- Theatrical release poster
- Directed by: Michael Karbelnikoff
- Screenplay by: Michael Mahern; Nicholas Kazan;
- Story by: Michael Mahern
- Produced by: Steve Roth
- Starring: Christian Slater; Patrick Dempsey; Richard Grieco; Costas Mandylor; F. Murray Abraham; Lara Flynn Boyle; Michael Gambon; Anthony Quinn;
- Cinematography: Lajos Koltai
- Edited by: Joe Augustine
- Music by: Michael Small
- Distributed by: Universal Pictures
- Release date: July 26, 1991;
- Running time: 104 minutes
- Language: English
- Budget: $23 million
- Box office: $20.2 million

= Mobsters (film) =

1991 film by Michael Karbelnikoff

Mobsters is a 1991 American crime drama film directed by Michael Karbelnikoff. It details the creation of The Commission. Set in New York City, taking place from 1917 to 1931, it is a semi-fictitious account of the rise of Charles "Lucky" Luciano, Meyer Lansky, Frank Costello, and Benjamin "Bugsy" Siegel. The film stars Christian Slater as Luciano, Patrick Dempsey as Lansky, Costas Mandylor as Costello and Richard Grieco as Siegel, with Michael Gambon, Anthony Quinn, Lara Flynn Boyle and F. Murray Abraham in supporting roles.

==Synopsis==

The film recounts the rise of four infamous gangsters: Lucky Luciano, Meyer Lansky, Bugsy Siegel and Frank Costello. The four begin as members of youth gangs on the streets of New York, fighting and hustling as they learn the rules of the street and form strong friendships that benefit them as they grow into their teenage years. The beginning of Prohibition provides them with an entry into organized crime, and under the mentorship of seasoned gangsters such as Arnold Rothstein, they build up a lucrative bootlegging empire.

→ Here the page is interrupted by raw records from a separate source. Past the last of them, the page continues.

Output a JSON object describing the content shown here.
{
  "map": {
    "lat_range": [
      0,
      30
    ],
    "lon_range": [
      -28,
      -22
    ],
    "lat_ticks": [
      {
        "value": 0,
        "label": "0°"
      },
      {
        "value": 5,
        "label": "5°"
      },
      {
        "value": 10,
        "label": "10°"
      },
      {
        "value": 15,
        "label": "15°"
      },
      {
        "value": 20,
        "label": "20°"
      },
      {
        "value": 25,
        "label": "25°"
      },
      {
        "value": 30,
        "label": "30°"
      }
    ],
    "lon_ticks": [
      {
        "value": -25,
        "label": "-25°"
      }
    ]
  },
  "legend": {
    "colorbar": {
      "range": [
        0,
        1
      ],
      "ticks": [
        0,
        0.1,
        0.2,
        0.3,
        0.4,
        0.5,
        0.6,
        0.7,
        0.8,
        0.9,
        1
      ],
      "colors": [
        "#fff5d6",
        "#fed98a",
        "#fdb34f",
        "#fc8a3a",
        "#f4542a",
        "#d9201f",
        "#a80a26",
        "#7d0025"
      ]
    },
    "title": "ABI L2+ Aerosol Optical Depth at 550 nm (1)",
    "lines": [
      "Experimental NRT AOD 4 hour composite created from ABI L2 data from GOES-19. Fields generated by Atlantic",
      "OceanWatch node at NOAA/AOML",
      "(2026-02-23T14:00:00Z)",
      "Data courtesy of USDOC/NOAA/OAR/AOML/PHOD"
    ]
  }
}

Despite their success, the four come into conflict with the established leaders of the Mafia, who dislike the idea of working with other criminal organizations to maximize profits and compete with each other for power and influence. Believing that the Mafia must restructure itself in order to thrive, Luciano and Lansky recruit Siegel and Costello to eliminate their bosses and assume control, setting up the Commission and dividing the New York underworld between five families.

==Cast==

- Christian Slater as Charlie "Lucky" Luciano
- Patrick Dempsey as Meyer Lansky
- Richard Grieco as Benjamin "Bugsy" Siegel
- Costas Mandylor as Frank Costello
- F. Murray Abraham as Arnold Rothstein
- Michael Gambon as Don Faranzano
- Anthony Quinn as Don Masseria
- Lara Flynn Boyle as Mara Motes
- Chris Penn as Tommy Reina
- Nicholas Sadler as Mad Dog Coll
- Andy Romano as Antonio Luciano
- Robert Z'Dar as Rocco
- Frank Collison as Catania
- Rodney Eastman as Joey
- Joe Viterelli as Joe Profaci
- Titus Welliver as Al Capone

==Reception==
On Rotten Tomatoes, the film holds an approval rating of 9% based on 33 reviews with a mean of 4.2 of a possible ten. The website's critics consensus reads: "Despite an abundance of style and some big names, Mobsters can't escape its empty plotting, numbing violence, and Gangster Movie 101 concepts." Audiences polled by CinemaScore gave the film an average grade of "B" on an A+ to F scale.

Variety wrote that "Mobsters resembles a cart-before-the-horse case of putting marketing ahead of film-making, as the seemingly can't-miss premise of teen-heartthrob gangsters gets lost in self-important direction, a shoddy script and muddled storytelling." Roger Ebert wrote that the movie's violence and bloodshed were so over the top that "they undermine the rest of the film, and approach parody"; he gave it two and a half out of four stars.

Both Anthony Quinn and Christian Slater were nominated for the Golden Raspberry Award for Worst Supporting Actor for their performances, with Slater also being nominated for his performance in Robin Hood: Prince of Thieves, but both lost to Dan Aykroyd for Nothing But Trouble.

Slater said he was hoping that the film would be like the much more successful Bugsy, but this did not happen: "Our movie ended up in bits and pieces all over the world," he said. "They had different versions flying to Japan, Europe and every other place. There were extended versions, shortened versions; all kinds of weird versions. In my opinion, audiences never got to see a full film. Somewhere in all that mess, there was a legitimate story. It was there in the script."

===Box office===
The film debuted at No. 2 behind Terminator 2: Judgment Day, but failed to make a profit.